Révélation de la coup de France la saison passée, le club nordiste a, dans la foulée de son 16e de finale face au PSG, accédé en N3. Un nouveau monde, semi-professionnel, qu’il faut apprivoiser. Le début de saison de l’USPC est poussif, mais la coupe revient, avec la réception de Croix au 4e tour. Un coup de boost ?

(Reportage réalisé juste avant l’élimination 1-2 en coupe de France, au 4e tour, par Croix, club de N3)

Quelle équipe de National 3 peut se targuer de faire décaler un match de Coupe de France pour ramener du monde au stade ? L’US Pays de Cassel, pardi ! Et c’est grâce à sa nouvelle notoriété, acquise l’an passé avec son épopée en Coupe, qui l’avait vu atteindre les 16es de finale face au PSG.

Il y a quinze jours, au 3e tour de cette nouvelle édition 2023-24, Saint-Martin-Boulogne, équipe de D1 (District), a demandé d’organiser son match le samedi après-midi, afin de jouer à guichets fermés. Du coup, 400 spectateurs ont pu assister au match. Un bel engouement. Les Casselois ont obtenu leur qualification (3-1) et la confirmation, s’il en fallait une, de leur nouveau statut !

Quatre villages, 8000 habitants

L’hiver dernier, la France découvre ce club, niché au cœur des Flandres, entre Lille et Dunkerque, la nuit du 23 janvier 2023 au stade Bollaert-Dellelis à Lens. Ce soir-là, le Paris Saint-Germain du récent vice-champion du monde Kylian Mbappé joue sa place en 8e de finale contre le petit Poucet, alors pensionnaire de Régional 1 (DH).

Dans un stade plein, les hommes de Samuel Goethals, le technicien casselois, subissent logiquement la loi de Mbappé, auteur d’un quintuplé, Neymar et consorts (0-7). Mais l’essentiel est ailleurs. Au sein de l’effectif casselois, certains sont fans du PSG et réalisent le rêve d’une vie. Alexis Zmijak, capitaine de l’équipe et ultra parisien, se voit remettre le maillot des mains du meilleur joueur français ! Sa fille a même dormi avec avant qu’il n’ait eu le temps de le laver !

Depuis, Paris est retourné à son quotidien, pendant que le club nordiste, lui, après avoir bien fêté ça, a récolté les fruits de ce parcours hors-norme pour un club composé de quatre villages, et qui regroupe en tout 8000 habitants !

L’union fait la force

Le stade Joseph Duvet, à Noordpeene.

Quatre petits villages d’irréductibles Flandriens, qui se sont alliés pour exister face aux mastodontes que le Nord abrite.
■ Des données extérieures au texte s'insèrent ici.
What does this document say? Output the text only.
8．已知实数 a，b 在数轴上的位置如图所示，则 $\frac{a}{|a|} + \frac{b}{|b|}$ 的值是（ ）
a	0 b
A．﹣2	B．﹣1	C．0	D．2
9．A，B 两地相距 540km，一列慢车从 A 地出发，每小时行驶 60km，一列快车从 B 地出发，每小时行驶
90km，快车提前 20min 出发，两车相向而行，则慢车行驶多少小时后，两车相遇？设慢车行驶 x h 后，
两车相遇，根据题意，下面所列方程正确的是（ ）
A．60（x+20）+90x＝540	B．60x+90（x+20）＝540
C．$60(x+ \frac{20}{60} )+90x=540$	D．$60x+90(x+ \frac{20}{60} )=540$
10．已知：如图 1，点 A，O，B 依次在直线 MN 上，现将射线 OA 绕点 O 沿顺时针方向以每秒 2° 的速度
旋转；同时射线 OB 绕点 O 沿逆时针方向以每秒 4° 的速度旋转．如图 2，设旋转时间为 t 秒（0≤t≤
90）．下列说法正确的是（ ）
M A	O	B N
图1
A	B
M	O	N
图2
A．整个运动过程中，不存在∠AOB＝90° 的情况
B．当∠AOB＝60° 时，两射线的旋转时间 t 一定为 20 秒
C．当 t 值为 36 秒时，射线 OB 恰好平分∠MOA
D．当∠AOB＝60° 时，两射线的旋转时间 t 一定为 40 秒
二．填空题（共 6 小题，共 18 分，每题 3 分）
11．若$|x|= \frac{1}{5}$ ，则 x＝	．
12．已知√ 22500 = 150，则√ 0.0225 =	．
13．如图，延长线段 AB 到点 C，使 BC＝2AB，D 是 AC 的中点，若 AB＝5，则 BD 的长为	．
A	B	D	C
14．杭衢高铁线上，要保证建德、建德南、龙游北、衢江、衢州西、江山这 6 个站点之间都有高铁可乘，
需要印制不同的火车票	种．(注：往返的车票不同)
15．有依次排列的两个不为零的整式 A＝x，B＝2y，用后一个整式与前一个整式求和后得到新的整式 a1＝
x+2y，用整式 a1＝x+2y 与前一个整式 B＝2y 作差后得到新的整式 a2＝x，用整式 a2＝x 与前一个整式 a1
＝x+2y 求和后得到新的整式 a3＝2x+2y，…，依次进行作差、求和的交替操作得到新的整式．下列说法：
On pense à des structures bien connues du monde amateur comme Croix, Marcq-en-Baroeul ou encore Pays de Valois.

Gabriel Bogaert, directeur sportif du club et homme à tout faire, est l’artisan de ce projet. En 2017, alors à Arnèke, il initie une fusion avec trois autres clubs : Bavinchove-Cassel, Noordpeene-Zuytpeene et Hardifort. Après une année d’âpres négociations, l’Union Sportive Pays de Cassel voit le jour en 2018.

L’entraîneur, Samuel Goethals.

L’équipe, partie de Régional 2, obtient sa montée dès sa deuxième année d’existence en 2020. Après deux nouvelles années à encore maturer le projet, les Jaune et Noir connaissent la saison de leur vie, en 2022-23, grâce à la Coupe de France… et au championnat.

Pourtant, en coupe, rien n’est facile. Les premiers matchs de l’épopée des Casselois sont serrés et se jouent sur des détails. Au 8e tour, ils obtiennent leur qualification pour les 32es de finale aux tirs au but (1-1, 3-2, t.a.b.) contre Drancy (N3). Mais ils doivent patienter avant de le disputer, leur sort étant lié à la triste affaire d’un autre match du 8e tour, entre Reims-Sainte-Anne (N3) et Wasquehal (N2), interrompu à 3 à 0 pour les Rémois après une bagarre générale.

Dans un premier temps, la FFF envisage de disqualifier les deux clubs avant de se raviser et de donner le match à rejouer. Finalement, ce sont les Wasquehaliens qui obtiennent le droit d’affronter le Pays de Cassel en 32e, avec, à la clé, la certitude de retrouver le PSG, déjà qualifié (le tirage au sort a été effectué) en 16e ! Imaginez l’excitation !

Là encore, les Jaune et Noir passent par un trou de souris : menés au score, ils égalisent à la dernière minute au terme d’un match fou avant de se qualifier une nouvelle fois aux tirs au but (1-1; 5-4, t.a.b.). Leur élimination face au PSG appartient désormais à l’histoire et reste dans tous les esprits du Nord et des amoureux du football amateur.

Se reconcentrer sur le championnat

Derrière, plus difficile encore, il a fallu enclencher une dynamique. Combien d’équipes se sont pris les pieds dans le tapis après des épopées en Coupe ? Beaucoup. Pas le Pays de Cassel, comme le raconte le directeur sportif nordiste, Gabriel Bogaert : “On a convoqué les joueurs et on leur a expliqué que ce serait dommage de compromettre une belle fin de saison en championnat avec des résultats négatifs.” Ni une, ni deux, le groupe imprime le message et signe un match nul chez le leader, Marck-en-Calaisis (1-1) : “On méritait de gagner le match”, précise Gabriel Bogaert.

C’est sûr, les joueurs ont “switché”. L’encadrement le voit bien. La quête du titre en Régional 1 est dans toutes les têtes. Les joueurs enchaînent une série de onze matchs sans défaite (sept victoires, quatre nuls), si bien qu’ils valident leur montée en National 3 à quatre journées de la fin ! Ils battent leur dauphin Marck (4-2) à domicile et peuvent fêter une accession qui vient couronner une saison pleine de rebondissements. L’USPC peut revendiquer le titre de meilleure défense (17 buts encaissés) et de co-meilleure attaque du championnat avec 37 buts marqués (ex-aequo avec Grand Calais Pascal, Ndlr).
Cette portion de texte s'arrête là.